Текст книги "Философ"
Автор книги: Джесси Келлерман
Жанр: Зарубежные детективы, Зарубежная литература
Возрастные ограничения: +18
сообщить о неприемлемом содержимом
Текущая страница: 13 (всего у книги 21 страниц)
Я взял мой ключ от моего дома, запер мою парадную дверь и пошел по дорожке моего двора, не понимая, куда несут меня ноги, однако решив дать им волю.
– В самое время пришли, – сказал продавец. – Их только что выставили на продажу.
Я опустился на низкую бархатную скамейку. Он еще раз промерил мои ступни и принес две коробки.
– Классические черные – дело самое верное, – сказал он, – но и эти, цвета бычьей крови, тоже чудо как хороши. Ничего лучшего для повседневной носки не найти. Разумеется, вы вовсе не обязаны брать только одну пару.
Я взглянул на ценник: 390 долларов плюс налог. Цена для обуви непомерная.
Однако она оставила мне указания. А я теперь – миллионер.

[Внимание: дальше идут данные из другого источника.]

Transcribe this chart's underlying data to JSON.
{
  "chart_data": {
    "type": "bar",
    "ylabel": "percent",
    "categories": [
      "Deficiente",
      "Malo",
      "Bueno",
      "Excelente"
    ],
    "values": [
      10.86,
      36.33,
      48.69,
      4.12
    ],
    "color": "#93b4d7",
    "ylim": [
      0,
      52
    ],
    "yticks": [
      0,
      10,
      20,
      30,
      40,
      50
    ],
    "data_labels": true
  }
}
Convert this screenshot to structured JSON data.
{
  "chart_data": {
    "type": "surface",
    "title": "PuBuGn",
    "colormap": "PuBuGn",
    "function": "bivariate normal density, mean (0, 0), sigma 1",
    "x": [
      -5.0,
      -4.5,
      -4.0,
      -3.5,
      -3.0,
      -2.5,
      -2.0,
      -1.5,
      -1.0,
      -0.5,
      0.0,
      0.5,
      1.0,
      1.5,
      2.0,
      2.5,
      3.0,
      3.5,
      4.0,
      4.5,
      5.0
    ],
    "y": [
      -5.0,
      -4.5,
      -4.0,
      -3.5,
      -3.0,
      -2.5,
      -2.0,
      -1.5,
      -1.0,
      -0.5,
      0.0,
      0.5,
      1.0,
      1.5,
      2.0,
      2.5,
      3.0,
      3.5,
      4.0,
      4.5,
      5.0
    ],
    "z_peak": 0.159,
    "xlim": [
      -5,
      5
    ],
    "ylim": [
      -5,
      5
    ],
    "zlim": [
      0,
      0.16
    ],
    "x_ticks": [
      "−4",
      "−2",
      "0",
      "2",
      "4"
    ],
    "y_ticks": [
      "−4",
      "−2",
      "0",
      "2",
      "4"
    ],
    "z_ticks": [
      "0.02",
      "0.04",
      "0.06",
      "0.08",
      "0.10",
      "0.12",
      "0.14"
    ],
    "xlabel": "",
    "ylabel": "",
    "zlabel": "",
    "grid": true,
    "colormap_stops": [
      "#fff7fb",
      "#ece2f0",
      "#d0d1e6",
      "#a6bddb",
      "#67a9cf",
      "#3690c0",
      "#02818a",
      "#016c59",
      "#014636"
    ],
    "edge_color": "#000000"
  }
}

– Автограф, пожалуйста… Большое спасибо. – Он протянул мне пакеты. – Отныне вы – человек «Мефисто».
Глава девятнадцатая
Адвоката этого я выбрал потому, что офис его находился в нескольких минутах ходьбы от моего дома. Кроме того, Дэвис Соломон был человеком с двумя именами (или двумя фамилиями, это как взглянуть), а меня такие странности всегда привлекали – так же, как логические парадоксы и оптические иллюзии. За первую консультацию он запросил 425 долларов и в ходе беседы посоветовал мне, без тени иронии, не сорить пока накопленными мной деньгами. Даже при самых лучших обстоятельствах Южный суд по делам о наследстве округа Мидлсекс будет продвигаться черепашьим шагом.
Я спросил, что произойдет, если Эрик опротестует завещание.
– Ему придется доказать, что вы оказывали на мисс Шпильман неподобающее влияние, а именно представить свидетелей, которые покажут, что ею можно было манипулировать и что вы ею действительно манипулировали. Сделать это сложно. В прошлом предпринимались попытки представить само самоубийство как свидетельство того, что покойный или покойная не могли ясно мыслить просто-напросто по определению. Однако в подобных случаях бремя доказательства возлагается на истца. Не забывайте, впрочем, что это не помешает ему портить вам жизнь. Кроме того, наверняка найдутся и другие желающие вытянуть из вас деньги – главным образом, женщины. Я бы сказал так: пока вы не выполните все условия, главное для вас – осторожность.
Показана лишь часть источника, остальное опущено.